It was fitting that it was my last day in the office. I had just finished the training proposal Mam had asked of me. Of course, I didn't do it all by myself because I must admit, if I were to have finished the work all by myself, I would get a beating so bad, they won't let me in ASoG again (just kidding). Ate Karen helped me a lot in formatting the document's contents and arranging all my ideas into coherent statements. Writing proposals in a professional environment is very different from what I have learned in my years of schooling. It is not that Ateneo has not taught me the technique and rigor to write in such a manner, I was just giddy and excited for myself, to be able to use the writing skills I learned at an earlier time. I thank all my teachers for teaching me to love and learn writing and at the same time, for teaching me to become someone who is willing to exonerate people for bad grammar.
To be able to work in such a high pressure environment was also helpful, albeit something I'm already used to in college and in the past. Pressure could easily be my middle name really, and work was something that seemed routine. Hours upon hours of logged time in the office gave me a sense (in a nutshell) of a life I could possibly see in my future: a desk job with a few office mates, the droning sound of the airconditioner, an annoying desktop with a screen that fizzles until your eyes blow out of their sockets, so much that I had to bring my own laptop; a boss who constantly looks over your shoulder to check on your work and finally, an eerily quiet atmosphere that suggests the occupants inside are ghosts. "Way to describe your experience!", you might say. Intrepid and intrigued as I am at the prospect of having this career path in the future, I still am hopeful for the future that this may not happen to me. The pressure I experienced at work was for me, necessary for my own good good. And don't people get satisfaction for overcoming pressure?

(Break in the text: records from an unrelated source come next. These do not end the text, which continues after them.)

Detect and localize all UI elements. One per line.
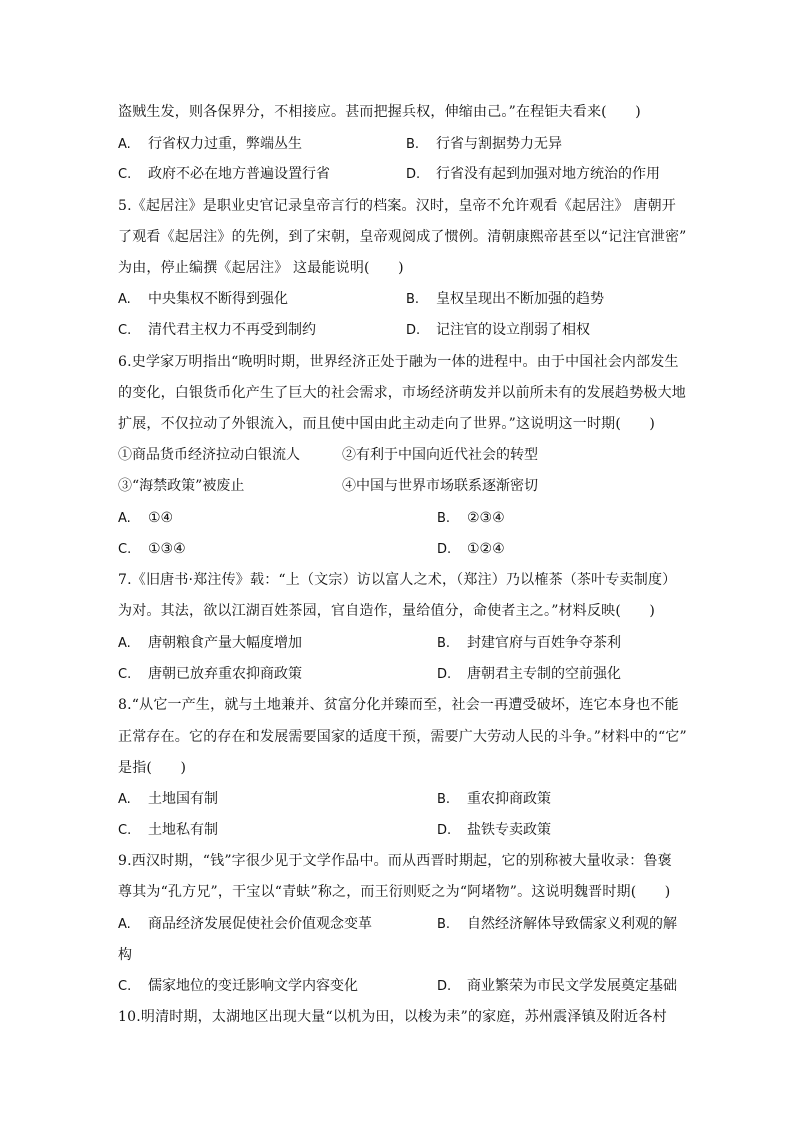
q9-option-a[interactable] — [118, 914, 372, 934]
option-letter: A. — [118, 636, 131, 651]
option-text: 盐铁专卖政策 — [467, 822, 551, 838]
option-letter: D. — [437, 667, 452, 682]
option-text: 行省权力过重，弊端丛生 — [148, 136, 302, 152]
q6-option-c[interactable] — [118, 539, 186, 559]
option-letter: C. — [118, 167, 132, 182]
option-letter: A. — [118, 917, 131, 932]
option-text: ①②④ — [467, 541, 505, 557]
q9-option-d[interactable] — [437, 976, 677, 996]
option-text: 自然经济解体导致儒家义利观的解 — [467, 916, 677, 932]
q6-statement-2: ②有利于中国向近代社会的转型 — [342, 447, 538, 463]
q5-option-b[interactable] — [406, 289, 604, 309]
option-text: 封建官府与百姓争夺茶利 — [467, 635, 621, 651]
option-text: 政府不必在地方普遍设置行省 — [148, 166, 330, 182]
q5-stem-line-2: 了观看《起居注》的先例，到了宋朝，皇帝观阅成了惯例。清朝康熙帝甚至以“记注官泄密” — [118, 229, 687, 245]
q5-stem-line-1: 5.《起居注》是职业史官记录皇帝言行的档案。汉时，皇帝不允许观看《起居注》 唐朝开 — [118, 198, 677, 214]
q5-option-d[interactable] — [406, 320, 590, 340]
option-letter: C. — [118, 323, 132, 338]
option-text: 唐朝粮食产量大幅度增加 — [148, 635, 302, 651]
q6-statement-4: ④中国与世界市场联系逐渐密切 — [342, 478, 538, 494]
q5-stem-line-3: 为由，停止编撰《起居注》 这最能说明( ) — [118, 260, 404, 276]
q4-option-c[interactable] — [118, 164, 330, 184]
option-text: 唐朝君主专制的空前强化 — [467, 666, 621, 682]
option-text: 商品经济发展促使社会价值观念变革 — [148, 916, 372, 932]
q8-option-c[interactable] — [118, 820, 218, 840]
q7-stem-line-2: 为对。其法，欲以江湖百姓茶园，官自造作，量给值分，命使者主之。”材料反映( ) — [118, 603, 656, 619]
option-letter: A. — [118, 137, 131, 152]
option-text: 清代君主权力不再受到制约 — [148, 322, 316, 338]
q8-stem-line-2: 正常存在。它的存在和发展需要国家的适度干预，需要广大劳动人民的斗争。”材料中的“它” — [118, 729, 687, 745]
option-text: 土地国有制 — [148, 791, 218, 807]
q9-option-c[interactable] — [118, 976, 358, 996]
q10-stem-line-1: 10.明清时期，太湖地区出现大量“以机为田，以梭为耒”的家庭，苏州震泽镇及附近各村 — [118, 1009, 667, 1025]
option-text: 重农抑商政策 — [467, 791, 551, 807]
q4-option-a[interactable] — [118, 134, 302, 154]
q5-option-c[interactable] — [118, 320, 316, 340]
option-letter: B. — [406, 137, 420, 152]
option-text: ①④ — [148, 510, 174, 526]
option-letter: C. — [118, 667, 132, 682]
q8-option-a[interactable] — [118, 789, 218, 809]
option-letter: D. — [437, 979, 452, 994]
q6-statement-1: ①商品货币经济拉动白银流人 — [118, 447, 300, 463]
option-letter: D. — [406, 323, 421, 338]
option-letter: D. — [437, 823, 452, 838]
q7-stem-line-1: 7.《旧唐书·郑注传》载：“上（文宗）访以富人之术，（郑注）乃以榷茶（茶叶专卖制度） — [118, 572, 677, 588]
q6-stem-line-2: 的变化，白银货币化产生了巨大的社会需求，市场经济萌发并以前所未有的发展趋势极大地 — [118, 385, 686, 401]
option-letter: D. — [437, 542, 452, 557]
q9-option-b[interactable] — [437, 914, 677, 934]
q8-option-d[interactable] — [437, 820, 551, 840]
q6-option-a[interactable] — [118, 508, 173, 528]
option-letter: C. — [118, 979, 132, 994]
q7-option-b[interactable] — [437, 633, 621, 653]
q9-stem-line-1: 9.西汉时期，“钱”字很少见于文学作品中。而从西晋时期起，它的别称被大量收录：鲁褒 — [118, 853, 672, 869]
option-text: 皇权呈现出不断加强的趋势 — [436, 291, 604, 307]
option-text: 儒家地位的变迁影响文学内容变化 — [148, 978, 358, 994]
q9-stem-line-2: 尊其为“孔方兄”，干宝以“青蚨”称之，而王衍则贬之为“阿堵物”。这说明魏晋时期( ) — [118, 884, 671, 900]
q6-option-d[interactable] — [437, 539, 505, 559]
option-letter: A. — [118, 792, 131, 807]
q8-stem-line-1: 8.“从它一产生，就与土地兼并、贫富分化并臻而至，社会一再遭受破坏，连它本身也不能 — [118, 697, 679, 713]
option-text: 行省没有起到加强对地方统治的作用 — [436, 166, 660, 182]
option-letter: B. — [437, 917, 451, 932]
q7-option-c[interactable] — [118, 664, 302, 684]
option-text: 商业繁荣为市民文学发展奠定基础 — [467, 978, 677, 994]
q4-option-d[interactable] — [406, 164, 660, 184]
q8-option-b[interactable] — [437, 789, 551, 809]
q9-option-b-continuation: 构 — [118, 947, 132, 963]
option-letter: B. — [437, 792, 451, 807]
option-text: 土地私有制 — [148, 822, 218, 838]
option-text: 中央集权不断得到强化 — [148, 291, 288, 307]
q5-option-a[interactable] — [118, 289, 288, 309]
option-letter: D. — [406, 167, 421, 182]
option-text: ②③④ — [467, 510, 505, 526]
q7-option-a[interactable] — [118, 633, 302, 653]
option-letter: B. — [437, 511, 451, 526]
q6-stem-line-1: 6.史学家万明指出“晚明时期，世界经济正处于融为一体的进程中。由于中国社会内部发生 — [118, 354, 679, 370]
q6-option-b[interactable] — [437, 508, 505, 528]
option-text: ①③④ — [148, 541, 186, 557]
q4-option-b[interactable] — [406, 134, 562, 154]
q6-stem-line-3: 扩展，不仅拉动了外银流入，而且使中国由此主动走向了世界。”这说明这一时期( ) — [118, 416, 656, 432]
q7-option-d[interactable] — [437, 664, 621, 684]
option-letter: A. — [118, 292, 131, 307]
option-letter: C. — [118, 542, 132, 557]
q4-stem-line: 盗贼生发，则各保界分，不相接应。甚而把握兵权，伸缩由己。”在程钜夫看来( ) — [118, 104, 641, 120]
option-text: 行省与割据势力无异 — [436, 136, 562, 152]
option-text: 记注官的设立削弱了相权 — [436, 322, 590, 338]
option-letter: A. — [118, 511, 131, 526]
q8-stem-line-3: 是指( ) — [118, 760, 187, 776]
option-letter: B. — [437, 636, 451, 651]
option-letter: C. — [118, 823, 132, 838]
q6-statement-3: ③“海禁政策”被废止 — [118, 478, 245, 494]
option-letter: B. — [406, 292, 420, 307]
option-text: 唐朝已放弃重农抑商政策 — [148, 666, 302, 682]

I sit here thinking what things I could have done better during my short time at ASoG. In spite of a short tenure, Mam Aurma gave me the opportunity to work with them in future, during the school year and beyond. She said that she was grateful for my performance and is willing to help me out as well. I don't know but deep down inside me, I feel that someway or another, I have to return the favor. Is this the last time I will see my time at the office? Time will tell. I am a guy who does seek opportunity, and well I did snag a great one at that this summer. This may well be only the beginning of a wonderful partnership with ASoG.